Saturday, February 18, 2006
So Much Better On Holiday
Hello, all. I write this from the other side of the country than the one I expected to write it from; my flight got delayed, so I'm missing out on a day and a half at home. We sat on the runway for four and a half hours before the airport people cancelled most outgoing flights (possibly five hours, I'm not sure because I was asleep for the first three hours and then didn't check my watch when I got off the plane). It was pretty dreadful. But, miraculously, I had an empty seat next to me and the girl in the other seat had mastered curling up in a single airplane seat and going to sleep. I was impressed.

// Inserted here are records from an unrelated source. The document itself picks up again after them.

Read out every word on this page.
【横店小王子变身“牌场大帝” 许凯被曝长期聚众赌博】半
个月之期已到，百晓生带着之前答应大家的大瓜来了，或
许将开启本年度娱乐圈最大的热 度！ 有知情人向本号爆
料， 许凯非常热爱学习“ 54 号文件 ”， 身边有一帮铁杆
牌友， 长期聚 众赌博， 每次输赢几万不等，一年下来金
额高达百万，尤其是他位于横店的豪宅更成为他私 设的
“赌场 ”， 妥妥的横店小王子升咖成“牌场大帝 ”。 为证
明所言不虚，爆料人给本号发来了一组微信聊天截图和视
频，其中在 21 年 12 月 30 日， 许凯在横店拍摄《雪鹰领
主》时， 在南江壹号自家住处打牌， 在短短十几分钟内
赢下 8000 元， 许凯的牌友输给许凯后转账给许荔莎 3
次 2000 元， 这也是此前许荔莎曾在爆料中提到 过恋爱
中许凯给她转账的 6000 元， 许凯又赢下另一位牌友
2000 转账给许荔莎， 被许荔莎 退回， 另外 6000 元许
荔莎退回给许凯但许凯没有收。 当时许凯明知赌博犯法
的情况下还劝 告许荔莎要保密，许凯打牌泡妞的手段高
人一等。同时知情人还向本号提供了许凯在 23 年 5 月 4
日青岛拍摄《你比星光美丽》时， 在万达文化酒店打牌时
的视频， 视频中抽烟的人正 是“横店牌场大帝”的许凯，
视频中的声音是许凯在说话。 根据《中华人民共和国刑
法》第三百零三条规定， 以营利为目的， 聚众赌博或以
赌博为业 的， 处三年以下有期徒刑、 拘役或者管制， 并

Anyway, I'm going to type up notes for a few hours so I don't have work to do on the plane and can devote my time to reading... hmm. Possibly Guns, Germs, and Steel because I have it with me but haven't yet started it. I finished The Year of Magical Thinking last night, and it is a very curious book. Parts of it seemed to travel without my brain's permission directly to the nerves controlling my tear ducts, but there were also bits that were very logical and clinical. Strange, but also effective. And the emotional response to the book duplicates the "waves" of grief that she talks about, and that almost all who are grieving seem to experience. Clever woman. But I'm gone -- notes to type! And perhaps I'll consider getting dressed in something not fleece and some point today. Farewell, and I look forward to my imminent return to Canada's Wyoming!